Fashion
Fashion Month’s Main Takeaway: Dress Smarter, Not Harder
The season’s best shows were slimmed down, literally and figuratively.
At long last, what has felt like a never-ending Fashion Month has come to a close. (We’re headed to one more off-schedule show, but we have to draw a beginning and end somewhere.) The Fall/Winter 2026 season brought debuts, sophomore collections, anniversaries, and departures, but looking back, the most exciting runways aren’t the ones that gagged with an A-lister in the lineup or a six-figure set installation. The most effective shows slimmed down the silhouette and worked for the customer, not the other way around.
The slimming of the “look” has been happening for some time. Chalk it up to Ozempic, sure, but fashion exists on a pendulum, and the oversize look has been around for just a little too long, which made the more narrow-fit shows hit harder. The concision started in New York, where ’90s classics got workwear and kink updates at Eckhaus Latta. A tight 30-look show hammered home a leaner look with leather pencil skirts and slinky satin tops. At Prada — the show that often kicks off the trends of the season — it was an exercise in reduction as 15 models walked four times, taking off a layer each time to reveal not only the mutability of the designs but how people actually dress, undress, and rewear clothes every day.
From there, anything extravagant, wide-shouldered, or heavily embellished felt unnecessary and even disingenuous for moving through the times we live in. Gucci’s irony-laden show held up a mirror to how people actually wear Gucci from South Beach to Milan and back. Models’ biceps bulged out of faux-leather shirts, Nettspend wore a crossbody bag and sneakers, and the ladies of the runway wore skimpy dresses and not much else (besides instantly covetable bags). Meryll Rogge’s debut Marni runway did away with the craftiness of her predecessor’s collections and provided a slate of refreshingly Old-Marni-coded clothes that felt like straight line to a quirky future that doesn’t rely on bells and whistles.
If Milan stripped away excess, Paris nailed the hammer on the head 10 times over. Anthony Vaccarello of Saint Laurent loves to repeat silhouettes at his shows, and not only did he bring back the smoking suit, he nipped it in further at the waist and showed it about a dozen different ways (pinstripe, gray, all black). At Tom Ford, the show of the season, Haider Ackermann did away with dimly lit sets and jersey dresses that reveal models’ hip bones and showed capital-C clothes on muses of all ages. It was less “imagine yourself in a darkroom with this skinny girl” and more “here are the best possible leather jacket, suit, and tie you should buy.” It was the first Tom Ford show in forever I actually saw myself in, while still remaining sumptuous and desirable. Relatability isn’t something to shy away from all the time, especially when margins are slimming and luxury fashion is harder and harder to sell.

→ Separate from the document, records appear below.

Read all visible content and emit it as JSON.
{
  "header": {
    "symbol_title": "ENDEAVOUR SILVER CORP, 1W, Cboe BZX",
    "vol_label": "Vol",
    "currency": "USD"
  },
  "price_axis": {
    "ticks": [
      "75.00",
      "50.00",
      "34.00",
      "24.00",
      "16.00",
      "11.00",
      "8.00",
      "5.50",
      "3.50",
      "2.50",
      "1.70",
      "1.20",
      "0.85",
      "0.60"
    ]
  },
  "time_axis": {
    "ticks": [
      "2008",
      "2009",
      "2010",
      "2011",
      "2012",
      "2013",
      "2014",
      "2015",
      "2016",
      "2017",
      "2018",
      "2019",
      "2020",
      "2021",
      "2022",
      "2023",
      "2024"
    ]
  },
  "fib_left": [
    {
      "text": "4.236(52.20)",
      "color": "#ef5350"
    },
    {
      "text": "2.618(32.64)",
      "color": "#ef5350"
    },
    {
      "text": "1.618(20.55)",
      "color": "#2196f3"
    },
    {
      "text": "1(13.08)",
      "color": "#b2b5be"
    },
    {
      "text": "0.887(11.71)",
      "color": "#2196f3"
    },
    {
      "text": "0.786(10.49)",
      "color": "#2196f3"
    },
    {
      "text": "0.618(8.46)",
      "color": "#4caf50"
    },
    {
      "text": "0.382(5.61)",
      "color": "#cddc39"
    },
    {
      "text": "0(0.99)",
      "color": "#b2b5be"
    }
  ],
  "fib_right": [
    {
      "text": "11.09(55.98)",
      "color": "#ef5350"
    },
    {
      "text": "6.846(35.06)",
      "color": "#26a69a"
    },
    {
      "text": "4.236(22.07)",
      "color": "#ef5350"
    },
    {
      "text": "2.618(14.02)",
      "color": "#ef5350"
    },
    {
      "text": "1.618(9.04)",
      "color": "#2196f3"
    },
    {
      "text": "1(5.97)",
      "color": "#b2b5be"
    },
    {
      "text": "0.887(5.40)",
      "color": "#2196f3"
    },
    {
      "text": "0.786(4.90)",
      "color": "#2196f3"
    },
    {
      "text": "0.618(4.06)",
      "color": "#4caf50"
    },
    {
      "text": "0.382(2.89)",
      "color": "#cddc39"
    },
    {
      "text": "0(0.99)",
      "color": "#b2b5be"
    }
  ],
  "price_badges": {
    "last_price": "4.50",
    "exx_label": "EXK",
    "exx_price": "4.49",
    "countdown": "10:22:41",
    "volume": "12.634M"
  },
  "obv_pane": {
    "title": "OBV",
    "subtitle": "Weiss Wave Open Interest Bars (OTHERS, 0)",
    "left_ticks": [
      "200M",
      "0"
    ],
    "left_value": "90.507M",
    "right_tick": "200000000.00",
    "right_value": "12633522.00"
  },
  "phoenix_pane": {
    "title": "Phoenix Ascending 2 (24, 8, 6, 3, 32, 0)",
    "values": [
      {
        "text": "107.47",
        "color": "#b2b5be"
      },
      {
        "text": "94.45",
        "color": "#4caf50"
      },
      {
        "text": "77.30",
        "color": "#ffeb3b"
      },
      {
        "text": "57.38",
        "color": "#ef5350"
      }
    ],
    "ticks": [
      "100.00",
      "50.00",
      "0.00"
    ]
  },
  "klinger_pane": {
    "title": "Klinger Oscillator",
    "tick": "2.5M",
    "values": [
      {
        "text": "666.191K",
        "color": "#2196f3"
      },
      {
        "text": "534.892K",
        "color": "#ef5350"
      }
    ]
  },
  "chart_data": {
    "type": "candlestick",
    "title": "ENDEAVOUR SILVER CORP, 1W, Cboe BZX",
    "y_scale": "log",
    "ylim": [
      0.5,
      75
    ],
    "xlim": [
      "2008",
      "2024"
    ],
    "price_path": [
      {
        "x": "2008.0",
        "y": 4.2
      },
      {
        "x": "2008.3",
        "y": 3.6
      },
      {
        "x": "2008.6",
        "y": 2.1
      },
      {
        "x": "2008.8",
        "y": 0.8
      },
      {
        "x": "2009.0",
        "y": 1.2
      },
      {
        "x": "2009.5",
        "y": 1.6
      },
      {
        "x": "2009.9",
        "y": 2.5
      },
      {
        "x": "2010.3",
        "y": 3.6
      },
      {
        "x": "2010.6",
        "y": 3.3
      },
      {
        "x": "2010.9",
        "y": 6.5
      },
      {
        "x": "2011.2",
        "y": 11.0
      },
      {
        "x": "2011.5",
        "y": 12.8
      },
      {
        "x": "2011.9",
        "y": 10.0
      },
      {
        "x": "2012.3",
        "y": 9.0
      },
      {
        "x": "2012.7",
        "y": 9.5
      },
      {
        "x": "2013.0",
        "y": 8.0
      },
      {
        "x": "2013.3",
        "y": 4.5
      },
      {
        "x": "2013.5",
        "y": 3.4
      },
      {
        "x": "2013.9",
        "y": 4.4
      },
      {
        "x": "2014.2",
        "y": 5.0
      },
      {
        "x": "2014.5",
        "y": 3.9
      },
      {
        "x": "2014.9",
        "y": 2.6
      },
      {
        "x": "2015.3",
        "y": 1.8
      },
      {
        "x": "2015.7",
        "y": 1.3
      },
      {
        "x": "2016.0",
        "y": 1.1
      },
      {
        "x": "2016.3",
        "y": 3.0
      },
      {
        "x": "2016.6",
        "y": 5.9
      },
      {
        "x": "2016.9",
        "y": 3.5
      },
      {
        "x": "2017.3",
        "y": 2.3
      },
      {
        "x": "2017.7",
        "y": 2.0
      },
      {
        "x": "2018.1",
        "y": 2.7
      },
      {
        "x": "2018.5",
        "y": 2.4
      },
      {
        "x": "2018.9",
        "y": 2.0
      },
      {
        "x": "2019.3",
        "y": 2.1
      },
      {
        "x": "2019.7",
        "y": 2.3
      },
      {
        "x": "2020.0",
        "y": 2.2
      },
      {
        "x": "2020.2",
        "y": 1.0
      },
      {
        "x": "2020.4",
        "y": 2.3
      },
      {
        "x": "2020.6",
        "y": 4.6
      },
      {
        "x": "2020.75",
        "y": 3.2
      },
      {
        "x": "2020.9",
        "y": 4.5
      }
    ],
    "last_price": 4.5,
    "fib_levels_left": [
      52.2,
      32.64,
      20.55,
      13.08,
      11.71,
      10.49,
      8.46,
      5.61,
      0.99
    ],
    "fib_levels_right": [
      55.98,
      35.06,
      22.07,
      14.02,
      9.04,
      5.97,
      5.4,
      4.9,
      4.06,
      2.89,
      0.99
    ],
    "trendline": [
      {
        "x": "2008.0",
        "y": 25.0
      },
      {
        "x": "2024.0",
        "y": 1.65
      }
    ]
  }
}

Michael Rider at Celine made relatability and “play it your way” the theme of the show, which had fashion editors and armchair Instagram critics alike in a frenzy for its quirkiness. It was full of streamlined workwear pieces like slim-cut pants with a flare (another trend) and no-nonsense trench coats, but spiced up with a charm necklace here and an off-kilter hat there. Having those bones with options to make it your own felt like a reset on the challenge of getting dressed. What if it was just about the dress, the coat, and not endless options in either direction? Pieter Mulier’s final Alaïa collection drove this message home; he got rid of all the frou-frou — no condom-esque Dune tops here — and demonstrated why he got the gig in the first place. It was all killer, no filler, and again echoed how clients might actually wear a $4,000 dress on the streets.
Nobody understands the modern woman quite like Matthieu Blazy at Chanel, who must be getting the best sleep of his life. Not only is his debut Spring/Summer 2026 collection sending editors and buyers into a shopping frenzy, but his Fall/Winter 2026 show was a must-see. With a set of technicolor cranes, it was clear he was building up a look with layers, iridescence, craft, and luxury. The final two looks, however, were a study in the season’s message and proof he gets the moment. A slim black pantsuit was followed by a ravishing draped black jersey dress with a camellia hanging on the model’s bare back. From the front, it’s pure minimalism, but when you walk away, the feathered flower does all the talking. As Blazy put it via news release: “Chanel is sensible, Chanel is seductive. Chanel is day, Chanel is night. It represents the freedom to choose between the caterpillar and the butterfly whenever you want.” The best collections this season were caterpillar-first, allowing customers to build up their cocoon to take on life and be butterflies of a more subtle — and ultimately more personal — variety.